Mike do I need to purchase a product to keep the pad damp while polishing?
Using a white polishing pad would be ok?
(Light polishing pad)
Thanks Nick
To be honest, I think I can count 2 times when I've dampened a foam buffing pad before buffing. Both times would have been back when I was at Meguiar's teaching the Advanced Sanding Class where the Meguiar's recommendation was to spray a light mist or two to the face of one of their maroon foam cutting pads before use. This foam is very sharp so the idea being to reduce some of the sharpness or cut to make it safer to the paint.
Here's my take...
When foam becomes wet it becomes soft, and this means you lose cut. Not a big deal if you're machine applying a wax and not trying to cut the paint.
- When a foam cutting pad becomes wet, it becomes a foam polishing pad.
- When a foam polishing pad becomes wet, it becomes a foam finishing pad.
The other issue I can point out when it comes to purposefully getting pads wet, is that IF using a free spinning, random orbital polisher, wet pads do not rotate or oscillate as well as dry pads. As a pad becomes wet, it becomes heavier, and this hinders good pad rotation and pad oscillation.
It's a natural by-product from use, but as you use a foam pad, each time you add 3 pea sized drops of product to the face of the pad and then set the face of the pad against paint before turning it on, each time you do this, some of that product goes INTO the foam pad.

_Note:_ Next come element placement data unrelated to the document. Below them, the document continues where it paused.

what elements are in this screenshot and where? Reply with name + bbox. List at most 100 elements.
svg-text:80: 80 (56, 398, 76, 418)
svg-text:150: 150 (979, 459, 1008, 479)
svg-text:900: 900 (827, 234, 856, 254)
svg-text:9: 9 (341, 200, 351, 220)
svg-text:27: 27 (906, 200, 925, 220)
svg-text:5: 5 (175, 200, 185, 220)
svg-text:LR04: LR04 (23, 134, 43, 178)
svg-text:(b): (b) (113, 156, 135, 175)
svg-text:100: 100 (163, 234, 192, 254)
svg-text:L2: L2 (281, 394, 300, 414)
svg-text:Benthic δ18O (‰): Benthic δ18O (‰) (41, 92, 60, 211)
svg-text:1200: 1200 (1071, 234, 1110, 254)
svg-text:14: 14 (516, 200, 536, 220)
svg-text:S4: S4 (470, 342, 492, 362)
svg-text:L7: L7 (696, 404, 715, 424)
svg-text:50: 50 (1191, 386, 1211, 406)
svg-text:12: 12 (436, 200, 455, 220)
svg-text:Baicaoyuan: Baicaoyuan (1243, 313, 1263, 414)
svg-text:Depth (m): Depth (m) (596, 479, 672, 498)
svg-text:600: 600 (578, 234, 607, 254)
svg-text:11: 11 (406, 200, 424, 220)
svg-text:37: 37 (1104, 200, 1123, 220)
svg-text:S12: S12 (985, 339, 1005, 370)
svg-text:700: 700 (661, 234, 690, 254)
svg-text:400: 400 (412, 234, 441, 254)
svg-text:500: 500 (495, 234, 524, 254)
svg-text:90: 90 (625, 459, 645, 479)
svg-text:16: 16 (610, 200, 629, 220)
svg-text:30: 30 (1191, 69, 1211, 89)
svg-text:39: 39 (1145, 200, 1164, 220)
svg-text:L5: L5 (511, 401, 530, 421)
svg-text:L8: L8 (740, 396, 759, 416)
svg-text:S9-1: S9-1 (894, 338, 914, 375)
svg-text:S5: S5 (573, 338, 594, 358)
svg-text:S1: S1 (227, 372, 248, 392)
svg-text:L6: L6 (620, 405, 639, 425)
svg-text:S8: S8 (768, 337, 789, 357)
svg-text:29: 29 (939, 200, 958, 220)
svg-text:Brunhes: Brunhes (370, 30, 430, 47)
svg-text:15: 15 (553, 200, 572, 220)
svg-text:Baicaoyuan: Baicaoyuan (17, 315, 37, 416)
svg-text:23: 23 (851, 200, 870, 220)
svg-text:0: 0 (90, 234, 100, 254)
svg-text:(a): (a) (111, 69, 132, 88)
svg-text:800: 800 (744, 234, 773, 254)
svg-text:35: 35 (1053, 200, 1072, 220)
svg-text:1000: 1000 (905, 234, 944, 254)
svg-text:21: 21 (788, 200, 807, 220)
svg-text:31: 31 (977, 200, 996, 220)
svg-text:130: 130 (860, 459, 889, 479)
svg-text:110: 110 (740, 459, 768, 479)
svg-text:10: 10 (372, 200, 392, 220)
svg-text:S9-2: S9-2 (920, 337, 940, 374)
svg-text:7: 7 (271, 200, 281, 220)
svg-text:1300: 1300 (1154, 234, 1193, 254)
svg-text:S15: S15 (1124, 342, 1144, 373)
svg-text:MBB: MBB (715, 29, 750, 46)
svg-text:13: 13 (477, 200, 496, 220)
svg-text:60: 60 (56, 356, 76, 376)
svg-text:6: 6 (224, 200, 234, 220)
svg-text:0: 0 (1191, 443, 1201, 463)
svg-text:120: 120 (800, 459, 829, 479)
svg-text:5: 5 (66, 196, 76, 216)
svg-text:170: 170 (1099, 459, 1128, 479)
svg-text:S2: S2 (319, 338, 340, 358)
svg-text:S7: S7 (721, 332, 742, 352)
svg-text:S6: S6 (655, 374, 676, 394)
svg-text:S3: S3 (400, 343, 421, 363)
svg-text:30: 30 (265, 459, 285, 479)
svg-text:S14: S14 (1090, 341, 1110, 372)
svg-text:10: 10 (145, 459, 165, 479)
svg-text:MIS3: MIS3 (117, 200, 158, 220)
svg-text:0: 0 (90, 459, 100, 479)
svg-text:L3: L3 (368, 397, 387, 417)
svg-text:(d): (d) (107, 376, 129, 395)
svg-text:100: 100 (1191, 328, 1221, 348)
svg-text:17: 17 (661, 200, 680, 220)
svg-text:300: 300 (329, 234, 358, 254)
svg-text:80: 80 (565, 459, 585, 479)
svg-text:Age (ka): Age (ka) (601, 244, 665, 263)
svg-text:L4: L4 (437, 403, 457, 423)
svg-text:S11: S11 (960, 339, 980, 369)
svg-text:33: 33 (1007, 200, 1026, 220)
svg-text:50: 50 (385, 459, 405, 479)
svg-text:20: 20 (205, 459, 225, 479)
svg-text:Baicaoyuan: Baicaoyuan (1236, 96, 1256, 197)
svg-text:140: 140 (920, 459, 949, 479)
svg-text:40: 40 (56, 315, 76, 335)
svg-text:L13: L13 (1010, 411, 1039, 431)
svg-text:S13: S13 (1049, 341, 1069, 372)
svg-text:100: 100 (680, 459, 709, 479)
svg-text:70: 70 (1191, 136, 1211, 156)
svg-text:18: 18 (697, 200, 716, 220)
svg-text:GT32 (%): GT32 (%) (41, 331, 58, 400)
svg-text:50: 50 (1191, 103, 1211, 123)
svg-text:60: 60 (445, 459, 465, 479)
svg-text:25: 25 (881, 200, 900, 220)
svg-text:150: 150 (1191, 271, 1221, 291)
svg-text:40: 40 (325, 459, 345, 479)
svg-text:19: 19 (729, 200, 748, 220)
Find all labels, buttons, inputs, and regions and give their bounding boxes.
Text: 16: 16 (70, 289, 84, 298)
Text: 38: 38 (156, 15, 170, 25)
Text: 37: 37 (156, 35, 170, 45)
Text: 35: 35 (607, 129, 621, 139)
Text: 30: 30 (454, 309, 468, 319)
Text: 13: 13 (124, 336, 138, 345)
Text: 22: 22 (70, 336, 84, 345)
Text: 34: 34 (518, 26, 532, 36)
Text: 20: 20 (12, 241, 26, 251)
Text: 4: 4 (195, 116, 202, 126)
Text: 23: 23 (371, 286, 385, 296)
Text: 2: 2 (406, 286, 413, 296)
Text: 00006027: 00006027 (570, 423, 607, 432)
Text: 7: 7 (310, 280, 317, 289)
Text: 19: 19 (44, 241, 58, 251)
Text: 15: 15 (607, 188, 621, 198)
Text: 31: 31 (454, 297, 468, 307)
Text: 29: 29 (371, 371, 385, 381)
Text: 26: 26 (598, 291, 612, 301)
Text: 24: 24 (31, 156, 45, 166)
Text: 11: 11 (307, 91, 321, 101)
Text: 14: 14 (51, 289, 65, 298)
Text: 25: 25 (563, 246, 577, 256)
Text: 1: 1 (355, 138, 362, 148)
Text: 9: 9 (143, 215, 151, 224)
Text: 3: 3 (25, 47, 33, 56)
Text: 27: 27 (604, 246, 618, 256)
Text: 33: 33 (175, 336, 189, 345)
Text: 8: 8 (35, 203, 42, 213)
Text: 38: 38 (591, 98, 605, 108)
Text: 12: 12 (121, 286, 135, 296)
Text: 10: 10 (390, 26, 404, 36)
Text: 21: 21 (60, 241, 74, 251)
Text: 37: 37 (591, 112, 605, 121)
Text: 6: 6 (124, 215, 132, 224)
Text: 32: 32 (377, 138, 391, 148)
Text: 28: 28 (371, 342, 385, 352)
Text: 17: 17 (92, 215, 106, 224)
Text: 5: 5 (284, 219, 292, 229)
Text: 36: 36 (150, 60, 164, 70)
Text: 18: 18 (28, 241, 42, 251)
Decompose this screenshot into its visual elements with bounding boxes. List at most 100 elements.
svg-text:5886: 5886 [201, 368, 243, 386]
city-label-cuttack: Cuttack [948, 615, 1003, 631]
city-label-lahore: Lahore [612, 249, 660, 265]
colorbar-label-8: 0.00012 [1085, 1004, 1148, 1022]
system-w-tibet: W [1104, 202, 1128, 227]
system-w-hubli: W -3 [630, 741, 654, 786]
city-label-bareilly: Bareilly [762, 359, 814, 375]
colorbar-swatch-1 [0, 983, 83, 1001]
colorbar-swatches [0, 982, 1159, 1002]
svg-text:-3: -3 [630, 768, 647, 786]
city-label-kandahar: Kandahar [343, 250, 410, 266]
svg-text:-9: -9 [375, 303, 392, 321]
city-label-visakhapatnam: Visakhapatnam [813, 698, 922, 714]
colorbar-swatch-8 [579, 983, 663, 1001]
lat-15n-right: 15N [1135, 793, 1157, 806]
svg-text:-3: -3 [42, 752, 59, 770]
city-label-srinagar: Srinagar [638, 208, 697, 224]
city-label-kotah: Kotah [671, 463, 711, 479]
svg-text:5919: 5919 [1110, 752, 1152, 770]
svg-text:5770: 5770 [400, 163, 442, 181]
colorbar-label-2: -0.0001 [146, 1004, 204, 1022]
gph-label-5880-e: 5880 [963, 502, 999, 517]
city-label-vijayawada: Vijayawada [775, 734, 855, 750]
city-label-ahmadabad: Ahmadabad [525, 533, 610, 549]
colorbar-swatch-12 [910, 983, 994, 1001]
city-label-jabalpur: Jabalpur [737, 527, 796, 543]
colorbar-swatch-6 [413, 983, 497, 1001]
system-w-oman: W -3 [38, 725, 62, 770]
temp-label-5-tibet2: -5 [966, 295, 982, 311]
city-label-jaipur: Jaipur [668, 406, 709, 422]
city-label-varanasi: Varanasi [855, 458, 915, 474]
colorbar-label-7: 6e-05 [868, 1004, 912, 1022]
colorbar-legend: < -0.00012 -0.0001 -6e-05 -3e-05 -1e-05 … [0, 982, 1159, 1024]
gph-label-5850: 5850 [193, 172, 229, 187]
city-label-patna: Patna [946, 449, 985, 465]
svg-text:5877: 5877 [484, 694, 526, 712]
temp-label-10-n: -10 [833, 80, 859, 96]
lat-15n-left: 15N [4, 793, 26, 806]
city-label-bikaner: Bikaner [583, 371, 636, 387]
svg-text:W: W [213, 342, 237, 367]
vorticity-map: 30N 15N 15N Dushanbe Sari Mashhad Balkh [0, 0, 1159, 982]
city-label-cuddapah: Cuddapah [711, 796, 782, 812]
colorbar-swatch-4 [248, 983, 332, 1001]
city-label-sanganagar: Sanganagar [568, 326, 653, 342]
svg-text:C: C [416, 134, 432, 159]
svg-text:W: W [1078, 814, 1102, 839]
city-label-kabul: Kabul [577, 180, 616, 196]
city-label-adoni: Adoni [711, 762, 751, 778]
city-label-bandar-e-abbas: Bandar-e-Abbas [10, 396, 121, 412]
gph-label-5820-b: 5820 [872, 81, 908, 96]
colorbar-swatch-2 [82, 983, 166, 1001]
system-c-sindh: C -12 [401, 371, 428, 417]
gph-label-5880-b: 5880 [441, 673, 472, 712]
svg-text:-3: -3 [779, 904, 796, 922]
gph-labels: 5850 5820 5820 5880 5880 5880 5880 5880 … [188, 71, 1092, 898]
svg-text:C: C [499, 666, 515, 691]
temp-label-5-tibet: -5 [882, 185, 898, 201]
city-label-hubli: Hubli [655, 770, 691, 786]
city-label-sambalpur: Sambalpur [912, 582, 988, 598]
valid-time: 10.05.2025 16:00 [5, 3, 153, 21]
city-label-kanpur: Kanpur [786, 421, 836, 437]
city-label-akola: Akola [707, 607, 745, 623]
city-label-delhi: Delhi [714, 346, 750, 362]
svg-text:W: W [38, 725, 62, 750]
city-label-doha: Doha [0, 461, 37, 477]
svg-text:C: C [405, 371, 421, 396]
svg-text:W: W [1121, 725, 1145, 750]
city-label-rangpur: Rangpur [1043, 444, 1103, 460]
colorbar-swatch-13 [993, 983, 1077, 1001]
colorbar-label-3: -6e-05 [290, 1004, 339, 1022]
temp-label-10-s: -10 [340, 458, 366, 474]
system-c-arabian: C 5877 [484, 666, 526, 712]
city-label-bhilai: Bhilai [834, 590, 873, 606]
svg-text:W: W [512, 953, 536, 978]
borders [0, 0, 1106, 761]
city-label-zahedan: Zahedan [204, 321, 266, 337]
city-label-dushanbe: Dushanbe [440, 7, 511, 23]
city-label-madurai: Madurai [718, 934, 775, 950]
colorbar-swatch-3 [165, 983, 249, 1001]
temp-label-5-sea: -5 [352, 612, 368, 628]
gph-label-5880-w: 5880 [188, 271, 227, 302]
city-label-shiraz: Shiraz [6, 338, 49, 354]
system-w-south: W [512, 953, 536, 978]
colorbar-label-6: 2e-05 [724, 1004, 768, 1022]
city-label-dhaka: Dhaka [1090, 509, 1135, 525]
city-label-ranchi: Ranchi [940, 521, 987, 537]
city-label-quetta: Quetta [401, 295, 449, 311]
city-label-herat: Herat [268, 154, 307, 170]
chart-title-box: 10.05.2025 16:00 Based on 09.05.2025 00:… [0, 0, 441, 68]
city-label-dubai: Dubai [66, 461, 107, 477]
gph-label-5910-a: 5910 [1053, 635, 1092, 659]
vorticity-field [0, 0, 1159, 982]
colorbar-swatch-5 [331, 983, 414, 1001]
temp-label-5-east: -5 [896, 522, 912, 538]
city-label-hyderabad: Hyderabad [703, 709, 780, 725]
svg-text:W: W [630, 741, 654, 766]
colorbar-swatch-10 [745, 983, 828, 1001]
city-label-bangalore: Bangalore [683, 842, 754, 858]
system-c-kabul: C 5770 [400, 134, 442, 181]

Then when you turn the polisher on, apply some light pressure to the head of the polisher and start making section passes over paint, the VIOLENT oscillating and rotating action tends to drive the liquids (in the compound/polish), deeper into the foam. As you continue to do this, (add fresh product to the face of the pad, press the pad against the paint and then turning the polisher on and using it), the pad becomes wetter and wetter, this is called pad saturation.
Because I already know pad saturation is a bad thing, not a good thing, I don't normally help the pad to get wet by using a spray on wetting agent of any type. It's just not a "Best Practice" I adhere to but somehow, all the cars I detail come out looking better than when I started.
Wet pads hold in heat better than dry pads. It's just a physics thing.
Pad saturation is a real problem but only for those trying to buff out an entire car using only a single pad or few pads. This is why historically I've always recommended MORE pads to buff out a car. More pads, or to be more specific, switching to a clean DRY foam buffing pad often increases your efficiency at removing defects, (removing paint), and thus you're working faster and for effectively.
Trying to use a pad or two for an entire car results in the pad wearing out prematurely. This is usually seen where the adhesive bonds the velcro loop material to the foam material. With long stroke polishers, sometimes you'll generate so much heat you blow up the pad.
That's my take. At Dr. Beasley's, there is no official recommendation to use a supplemental wetting agent with buffing pads when using our products. You can do this if you like however, personal preference.
Also, when it comes to using NSP products on foam pads, something I've discovered is because of the nanogel base, these polishes don't seem to soak INTO the pad like products that use mineral oil or other oils and solvents for carrying agents. This means the majority of the product remains on the surface and only saturates in a little ways. This means less pad saturation and the reality of it is, you can use less pads to buff out a car because the pads don't become wet or soggy with product and thus continue to rotate and oscillate well.
Then as I'm working around a car, I use a large flat bristle face brush to clean the spent product and removed paint off the face of the pad and then apply fresh product and get back to work.
I'll take a picture of the brush I use to clean my foam pads today and share it in this thread.
And of course, how everyone else gets to shiny... that's really all that's important.